Счастье мое

 

Реж. Сергей Лозница

Украина, Германия, Нидерланды, 127 мин., 2010 год

 

В сентенции «первый игровой фильм Сергея Лозницы» уместно делать тревожный акцент на понятии «игровой». Возможно, именно модус подобного акцента позволит понять эволюцию режиссера пришедшего от «бесчеловечных» картин в структурном значении к «бесчеловечным» картинам в моральном значении.

В начале нулевых Лозница создавал пост-уорхоловские созерцательные фильмы такие как «Жизнь, осень», «Полустанок», «Портрет». Работая с оператором Павлом Костамаровым, Лозница снимал серии статических черно-белых портретов людей из глубинки. Но снимал их предельно холодно, отстраненно и обтекаемо, не как людей, а как оболочки или манекенов, приписывание каких-либо биографических или характерных свойств которым было бы лишней операцией фантазии. Особенно показателен в структурной «бесчеловечности» фильм «Полустанок» – портреты спящих людей – выражение ограниченности взгляда в вопросах понимания человеческого. Эти полотна, в понимании Лозници, были полем свободных интерпретационных реакций, сам он это называл, кажется, «пересечением взглядов». Также они были полем свободным от морального диктата изображения.
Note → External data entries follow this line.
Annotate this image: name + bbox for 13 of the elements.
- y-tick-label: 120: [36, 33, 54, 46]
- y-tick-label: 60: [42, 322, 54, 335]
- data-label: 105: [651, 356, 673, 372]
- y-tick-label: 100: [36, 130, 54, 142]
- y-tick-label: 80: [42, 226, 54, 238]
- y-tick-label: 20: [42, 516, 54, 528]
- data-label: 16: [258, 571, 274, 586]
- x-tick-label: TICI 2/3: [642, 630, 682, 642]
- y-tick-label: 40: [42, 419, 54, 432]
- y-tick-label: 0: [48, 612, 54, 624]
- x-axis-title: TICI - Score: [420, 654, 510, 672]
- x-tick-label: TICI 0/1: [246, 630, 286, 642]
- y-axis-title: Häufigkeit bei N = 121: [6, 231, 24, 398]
Собственно, география тех картин тождественна географии «Счастья моего». Более того, сценарий «Счастья моего» был зрелым плодом этнографического вдохновения от путешествий и приключений во время съемок Лозницей своих ранних картин.

Сюжет «Счастья моего» рассказывает историю дальнобойщика, повезшего муку с города вглубь России (хотя сам фильм снят на довженковской Черниговщине) и там затерявшегося. Лозница прямым тестом говорит о «дорогах ведущих в никуда» и предлагает метафору: древообразная структура советских дорог от городов к хуторам, подобна иерархическому восприятию социальной действительности народом, его безответственной пуганой посткрепостной или, точнее, солдатской ментальности.

Ментальный диагноз современнику Лозница ставит не только языком иносказаний, но в основном прямыми поведенческими раздражителями. Лозница сталкивает людей, как боевых псов, и те как-то очень естественно начинают друг друга кусать. Мотива кусать два: тупость и зависть, при этом все поле человеческих отношений у Лозницы пропитано агрессией, вытеснившей традиционно сильные христианские ценности. Самое трудное понять, где источник этой агрессии. Если в похожем степенью отчаяния и черноты «Хрусталев, машину» Германа, ее можно было списать на сюрреализм сталинизма, то у «Счастья моего» прямого объяснения нет. Лозница предлагает смотреть в телескоп истории. Где мы видим гражданские войны, где в двух зарисовках столкновение интересов заканчивается смертью одних и триумфом военной чести других. Фильм даже начинается с трупа в цементной канаве и Лоница злостно навязчив в повторении изображении смертей. Он интенсифицирует зрителя серией убийств, не только шокируя и выражая притупленное неуважительное отношение героев к жизни, но и притупляя. Здесь есть опасное совпадений в инструментах Лозницы с жанровым кинематографом, давно возведшим отбирание жизни в аттракцион.

Лозница не просто приходит в игровое кино, он принимает его структуры, в том числе консервативные и циничные. Неизбежно приходится признавать желание Лозницы пугать, создавать эффекты устрашения. Водитель едет по неприветливой трассе, дорога перегорожена бревном, грузовик останавливается, водитель выходит, но ничего не происходит. Зато посеяно лихое предчувствие, срабатывает прием саспенса.

Так Лозница меняет веру в реальность своих неигровых картин на надежду конвертировать свои художественные манипуляции в понимание душевных мотивов русского человека. Меняет спокойствие и нейтральность на ответственность за высказывание. Меняет аристократическое сакральное безучастие на дебаты с моралистами.

Но слепые и стыдливые гордецы те, кто назовет Лозницу каким-нибудь осквернителем или русофобом. Ибо Лозница льет свет на ментальные патологии и поделом тому, у кого от этого света возникают ожоги. Ибо в грубости Лозницы чувствуется мстительное возмущение возведением бесчеловечности в норму. Чувствуется обида за повсеместный мох коррупции, за моду на шансон, за то, что женщин называют бабами. Отдельного упоминания заслуживает предельно жестокая и очень резко смонтированная концовка. Лозница, кажется, первым в отечественном кино, настолько твердо ставит вопрос о неприемлемой широте прав милиционеров – самых преданных носителей солдатской ментальности. Был еще Балабанов, но в его «Грузе 200» милиционер был случайным одиночным экземпляром. У Лозницы же «бесчеловечность» возведена в систему, и его последняя сцена в участке вполне способна заставить оправдываться.